Germany's troubled construction sector claimed another victim yesterday when Walter Bau, the industry's fourth-largest building player, filed for insolvency.
The company said the move was its last chance to preserve parts of the company and the jobs of its nearly 10,000 employees.
The company's 27 creditor banks declined to provide further funding yesterday after weeks of desperate negotiations to plug an estimated €250 million hole in its books.
"As a result, there is no provision for the necessary short-term liquidity," the company said in a statement, adding that its subsidiaries are expected to continue operating as normal for the foreseeable future.

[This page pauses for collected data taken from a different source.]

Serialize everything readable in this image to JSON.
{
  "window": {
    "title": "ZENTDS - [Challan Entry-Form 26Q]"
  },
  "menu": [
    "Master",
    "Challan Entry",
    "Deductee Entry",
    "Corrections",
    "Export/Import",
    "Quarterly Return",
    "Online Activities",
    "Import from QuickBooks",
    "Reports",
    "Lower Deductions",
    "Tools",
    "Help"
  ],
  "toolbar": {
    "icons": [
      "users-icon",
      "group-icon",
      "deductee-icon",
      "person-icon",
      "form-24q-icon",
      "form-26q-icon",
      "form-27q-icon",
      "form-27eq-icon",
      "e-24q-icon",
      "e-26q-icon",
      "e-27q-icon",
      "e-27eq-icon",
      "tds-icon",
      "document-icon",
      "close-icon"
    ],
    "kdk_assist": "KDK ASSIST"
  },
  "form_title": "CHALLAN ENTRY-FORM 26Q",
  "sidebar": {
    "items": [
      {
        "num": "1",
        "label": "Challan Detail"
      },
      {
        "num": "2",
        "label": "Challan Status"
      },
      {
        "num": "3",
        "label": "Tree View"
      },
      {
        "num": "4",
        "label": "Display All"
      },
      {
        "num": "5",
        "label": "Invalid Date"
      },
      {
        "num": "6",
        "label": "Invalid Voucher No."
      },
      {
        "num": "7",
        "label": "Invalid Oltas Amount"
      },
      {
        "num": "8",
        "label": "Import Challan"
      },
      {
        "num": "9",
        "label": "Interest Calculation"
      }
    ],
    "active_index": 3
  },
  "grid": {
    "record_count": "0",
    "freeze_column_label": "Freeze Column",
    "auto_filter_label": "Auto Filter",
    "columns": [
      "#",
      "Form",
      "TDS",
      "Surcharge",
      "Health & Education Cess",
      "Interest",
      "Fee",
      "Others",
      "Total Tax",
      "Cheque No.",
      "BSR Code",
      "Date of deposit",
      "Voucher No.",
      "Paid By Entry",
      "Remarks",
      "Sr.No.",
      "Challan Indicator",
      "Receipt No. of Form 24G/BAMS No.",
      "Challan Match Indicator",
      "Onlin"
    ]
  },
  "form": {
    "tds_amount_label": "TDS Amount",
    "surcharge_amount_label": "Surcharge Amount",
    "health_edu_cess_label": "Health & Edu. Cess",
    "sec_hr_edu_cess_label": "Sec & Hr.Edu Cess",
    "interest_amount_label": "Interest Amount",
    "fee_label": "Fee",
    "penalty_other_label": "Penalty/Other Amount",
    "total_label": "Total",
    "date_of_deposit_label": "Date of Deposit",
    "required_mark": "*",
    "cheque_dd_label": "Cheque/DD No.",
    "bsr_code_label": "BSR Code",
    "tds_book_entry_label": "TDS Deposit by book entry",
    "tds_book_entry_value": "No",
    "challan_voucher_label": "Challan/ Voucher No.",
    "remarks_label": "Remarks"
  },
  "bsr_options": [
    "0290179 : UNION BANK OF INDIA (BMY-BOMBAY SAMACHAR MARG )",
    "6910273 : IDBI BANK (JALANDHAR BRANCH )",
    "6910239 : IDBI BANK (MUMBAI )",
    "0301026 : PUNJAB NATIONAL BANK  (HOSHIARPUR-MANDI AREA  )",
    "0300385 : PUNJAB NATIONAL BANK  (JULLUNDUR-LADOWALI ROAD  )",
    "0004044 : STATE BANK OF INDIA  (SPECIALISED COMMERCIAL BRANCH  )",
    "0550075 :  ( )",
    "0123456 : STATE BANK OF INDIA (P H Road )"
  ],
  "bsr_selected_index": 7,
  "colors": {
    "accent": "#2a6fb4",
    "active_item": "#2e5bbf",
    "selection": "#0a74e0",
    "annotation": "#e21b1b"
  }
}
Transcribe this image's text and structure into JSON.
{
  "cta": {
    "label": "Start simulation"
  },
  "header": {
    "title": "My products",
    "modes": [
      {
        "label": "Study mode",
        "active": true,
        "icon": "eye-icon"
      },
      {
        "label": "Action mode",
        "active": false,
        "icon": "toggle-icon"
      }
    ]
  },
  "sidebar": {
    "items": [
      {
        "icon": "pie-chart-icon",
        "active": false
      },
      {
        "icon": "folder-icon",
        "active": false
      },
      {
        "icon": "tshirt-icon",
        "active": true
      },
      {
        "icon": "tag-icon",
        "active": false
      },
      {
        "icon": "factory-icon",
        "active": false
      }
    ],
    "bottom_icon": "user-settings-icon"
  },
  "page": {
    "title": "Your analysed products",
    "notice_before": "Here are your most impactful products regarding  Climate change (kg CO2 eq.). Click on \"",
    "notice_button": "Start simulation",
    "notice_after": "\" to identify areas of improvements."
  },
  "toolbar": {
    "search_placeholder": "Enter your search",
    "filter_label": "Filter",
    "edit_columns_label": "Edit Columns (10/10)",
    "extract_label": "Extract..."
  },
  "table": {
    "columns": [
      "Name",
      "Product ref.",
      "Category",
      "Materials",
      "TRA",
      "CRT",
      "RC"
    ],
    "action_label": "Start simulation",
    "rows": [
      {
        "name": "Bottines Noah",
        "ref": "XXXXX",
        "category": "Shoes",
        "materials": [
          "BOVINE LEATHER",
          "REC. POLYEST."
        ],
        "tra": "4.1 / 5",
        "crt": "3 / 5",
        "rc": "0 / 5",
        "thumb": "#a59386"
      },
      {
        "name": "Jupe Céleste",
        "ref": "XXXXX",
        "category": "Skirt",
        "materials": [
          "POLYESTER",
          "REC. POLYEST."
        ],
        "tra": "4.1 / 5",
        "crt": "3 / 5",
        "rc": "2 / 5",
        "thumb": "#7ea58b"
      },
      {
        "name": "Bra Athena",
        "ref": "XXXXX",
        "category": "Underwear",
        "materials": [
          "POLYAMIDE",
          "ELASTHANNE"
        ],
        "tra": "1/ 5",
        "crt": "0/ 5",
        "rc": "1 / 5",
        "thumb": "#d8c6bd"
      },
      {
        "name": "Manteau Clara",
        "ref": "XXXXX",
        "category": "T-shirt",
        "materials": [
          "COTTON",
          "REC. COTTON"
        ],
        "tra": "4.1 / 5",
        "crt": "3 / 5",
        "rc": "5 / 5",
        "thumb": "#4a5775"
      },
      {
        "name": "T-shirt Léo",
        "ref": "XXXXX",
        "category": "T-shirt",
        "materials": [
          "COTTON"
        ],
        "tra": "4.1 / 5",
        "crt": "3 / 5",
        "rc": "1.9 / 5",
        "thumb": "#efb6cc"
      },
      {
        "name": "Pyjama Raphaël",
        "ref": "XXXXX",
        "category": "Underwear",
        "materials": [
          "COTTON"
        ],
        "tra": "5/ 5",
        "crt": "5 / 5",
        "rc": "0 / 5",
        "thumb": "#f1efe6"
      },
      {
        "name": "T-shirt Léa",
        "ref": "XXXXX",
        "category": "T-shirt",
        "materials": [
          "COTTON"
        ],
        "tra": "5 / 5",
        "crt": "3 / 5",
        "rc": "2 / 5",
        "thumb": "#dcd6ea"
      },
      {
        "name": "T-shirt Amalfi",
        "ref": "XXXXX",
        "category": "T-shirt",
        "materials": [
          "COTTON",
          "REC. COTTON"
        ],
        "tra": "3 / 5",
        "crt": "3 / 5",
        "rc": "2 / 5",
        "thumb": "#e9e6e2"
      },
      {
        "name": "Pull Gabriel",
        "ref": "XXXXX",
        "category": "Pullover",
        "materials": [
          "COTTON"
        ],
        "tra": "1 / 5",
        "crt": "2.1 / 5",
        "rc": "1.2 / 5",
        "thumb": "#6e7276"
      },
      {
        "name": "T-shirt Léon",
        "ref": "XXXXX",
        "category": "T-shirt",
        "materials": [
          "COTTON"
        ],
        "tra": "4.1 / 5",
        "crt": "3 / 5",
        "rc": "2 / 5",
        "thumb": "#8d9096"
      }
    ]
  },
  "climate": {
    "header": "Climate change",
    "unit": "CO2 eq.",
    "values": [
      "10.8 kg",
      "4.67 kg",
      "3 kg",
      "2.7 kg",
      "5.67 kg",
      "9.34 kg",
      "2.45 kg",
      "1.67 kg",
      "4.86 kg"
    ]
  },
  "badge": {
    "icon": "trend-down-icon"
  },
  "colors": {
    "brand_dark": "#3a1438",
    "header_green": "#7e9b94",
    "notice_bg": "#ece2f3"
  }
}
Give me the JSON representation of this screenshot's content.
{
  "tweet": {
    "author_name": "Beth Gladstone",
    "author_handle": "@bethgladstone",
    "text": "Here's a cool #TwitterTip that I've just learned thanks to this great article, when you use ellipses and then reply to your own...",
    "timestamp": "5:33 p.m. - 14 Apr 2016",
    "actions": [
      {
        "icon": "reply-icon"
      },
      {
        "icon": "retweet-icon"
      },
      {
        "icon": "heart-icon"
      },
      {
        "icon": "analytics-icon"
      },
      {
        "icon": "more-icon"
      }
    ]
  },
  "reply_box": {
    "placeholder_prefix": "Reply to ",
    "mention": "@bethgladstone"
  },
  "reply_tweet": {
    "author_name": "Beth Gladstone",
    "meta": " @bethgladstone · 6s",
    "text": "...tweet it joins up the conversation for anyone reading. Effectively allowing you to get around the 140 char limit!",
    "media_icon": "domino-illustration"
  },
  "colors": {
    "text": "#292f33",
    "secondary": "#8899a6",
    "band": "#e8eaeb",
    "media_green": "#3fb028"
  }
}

But a spokesman for IG Bau construction union doubted that claim.
"It would be an illusion to say that only the mother company will be affected," said Mr Karl Heinz Strobl, an IG Bau union leader.
Germany's construction sector has been in the doldrums for a decade following a post-reunification spike. The German Construction Federation predicts a 3.5 per cent drop in turnover for 2005 to €76 billion and a loss of 40,000 jobs in the industry.
Yesterday government ministers expressed regret but made no suggestions of a bailout. It couldn't be a more different reaction to 1998, when Chancellor Schröder personally intervened to put together a €96 million rescue package for Philip Holzmann AG, then Germany's largest and oldest construction company.
Two years later the company went bankrupt anyway.